Artigo – Sem Xadrez 4D: Bolsonaro, Trump e o presente de Alexandre

Por Paulo Figueiredo

Ninguém pode dizer que ficou surpreso com a negativa de Alexandre à viagem de Bolsonaro para a posse de Trump. Mas, por mais que muitas vezes eu seja um crítico duro das estratégias do ex-presidente, desta vez tenho que dizer que todos os seus objetivos foram alcançados.

O primeiro efeito imediato, é claro, é o recado que está dado: Bolsonaro goza de um prestígio junto ao homem mais poderoso do mundo ímpar. Foi o único ex-chefe de estado convidado – e a decisão de convidá-lo, contra recomendações de alguns do seu próprio entorno, foi do próprio Trump.
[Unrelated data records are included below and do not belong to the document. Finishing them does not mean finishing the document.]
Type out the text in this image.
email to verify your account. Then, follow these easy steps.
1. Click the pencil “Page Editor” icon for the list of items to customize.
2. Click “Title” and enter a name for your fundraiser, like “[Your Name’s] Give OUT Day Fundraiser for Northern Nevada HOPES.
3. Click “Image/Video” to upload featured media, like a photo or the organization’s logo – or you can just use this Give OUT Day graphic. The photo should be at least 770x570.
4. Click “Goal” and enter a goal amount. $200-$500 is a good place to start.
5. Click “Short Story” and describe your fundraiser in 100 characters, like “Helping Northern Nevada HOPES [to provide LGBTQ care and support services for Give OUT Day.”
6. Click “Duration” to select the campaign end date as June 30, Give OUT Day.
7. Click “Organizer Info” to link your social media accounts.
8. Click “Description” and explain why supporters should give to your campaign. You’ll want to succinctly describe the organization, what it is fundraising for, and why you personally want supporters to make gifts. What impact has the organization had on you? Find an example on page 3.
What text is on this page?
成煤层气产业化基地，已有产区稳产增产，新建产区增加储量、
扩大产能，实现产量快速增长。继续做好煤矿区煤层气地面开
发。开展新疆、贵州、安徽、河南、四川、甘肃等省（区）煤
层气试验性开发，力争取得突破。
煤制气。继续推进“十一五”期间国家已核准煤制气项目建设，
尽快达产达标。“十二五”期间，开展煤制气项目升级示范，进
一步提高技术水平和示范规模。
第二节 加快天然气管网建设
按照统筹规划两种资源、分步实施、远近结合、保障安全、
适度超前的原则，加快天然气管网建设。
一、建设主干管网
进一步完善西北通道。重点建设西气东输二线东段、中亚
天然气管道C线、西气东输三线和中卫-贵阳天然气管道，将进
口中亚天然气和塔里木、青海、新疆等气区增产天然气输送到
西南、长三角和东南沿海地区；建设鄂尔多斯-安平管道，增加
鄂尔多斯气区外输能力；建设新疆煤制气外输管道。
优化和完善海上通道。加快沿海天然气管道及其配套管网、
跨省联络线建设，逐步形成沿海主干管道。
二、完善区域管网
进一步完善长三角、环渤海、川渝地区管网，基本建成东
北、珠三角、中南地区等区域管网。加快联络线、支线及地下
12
Isso levou a ditadura brasileira ao dilema de ceder ou se expor.

Nas palavras de uma pessoa ligada à administração Trump, segundo o The Wall Street Journal, que fez uma longa reportagem sobre o assunto: “A pior maneira que o governo Lula poderia iniciar seu relacionamento com a administração Trump é usando seu governo como arma contra seu oponente político. […] Donald Trump sabe exatamente como isso é.”

Sim, claro, também teria sido fantástico se Bolsonaro pudesse ir aos Estados Unidos encontrar Trump. Mas, por outro lado, caso a viagem tivesse sido autorizada, toda a exposição da ditadura brasileira no exterior na qual temos trabalhado há 2 anos, ficaria enfraquecida. Haveria até mesmo alguma aparência de que há algum devido processo legal em curso.

Ainda, Bolsonaro seria um dos líderes na posse, talvez sem tanta cobertura da imprensa internacional. A negativa, no entanto, foi assunto em absolutamente todos os veículos. Escrevo este texto antes do meu embarque para Washington DC, justamente enquanto me preparo para entrar ao vivo na One America News, onde fui convidado a explicar a negativa à Bolsonaro. Mais participações em outros veículos americanos estão programadas. Mais uma vez, graças à Alexandre, a ditadura brasileira torna-se pauta central na América.

Outro exemplo que ilustra bem o que quero dizer: uma destas publicações na mídia, pela Associated Press, gerou uma reação imediata do Comitê de Relações Exteriores do Congresso dos EUA (o mesmo onde eu depus no ano passado justamente sobre a ditadura brasileira): “Jair Bolsonaro é um amigo da América e um patriota. Ele deveria poder participar da posse de Trump”.

Este comitê é o mais importante para o Brasil e que, após a renovação do Congresso, agora tem todos os maiores opositores do Alexandre em posições chaves: Darrel Issa (autor do projeto de lei que cancela os vistos americanos dos ministros do STF) como vice-presidente, Maria Salazar e Chris Smith, já conhecidos do povo brasileiro, cada um deles como presidentes de subcomitês importantes.

Eduardo e Michelle acabarão representando os Bolsonaro de qualquer forma, e provavelmente terão o momento que muitos políticos sonham: encontrar o próprio Trump. E quando isso acontecer, é inevitável que ele, contrariado, pergunte sobre a ausência de Bolsonaro e a situação do Brasil. O que poderia ser melhor que isso?

Além deles, uma delegação significativa de parlamentares da oposição e personalidades brasileiras estarão presentes em todos os momentos – da cerimônia oficial aos encontros em bares e hotéis, além dos bailes de gala – tendo agora um assunto certeiro para abrir qualquer conversa sobre a situação política do Brasil.

Eu venho alertando que este será um ano desafiador, com muito trabalho pela frente. Mas o convite de Trump seguido da negativa de Alexandre foram presentes inestimáveis para nossa agenda. Afinal, quando se pode contar com a arrogância e prepotência alheias, não é preciso ser mestre em Xadrez 4D.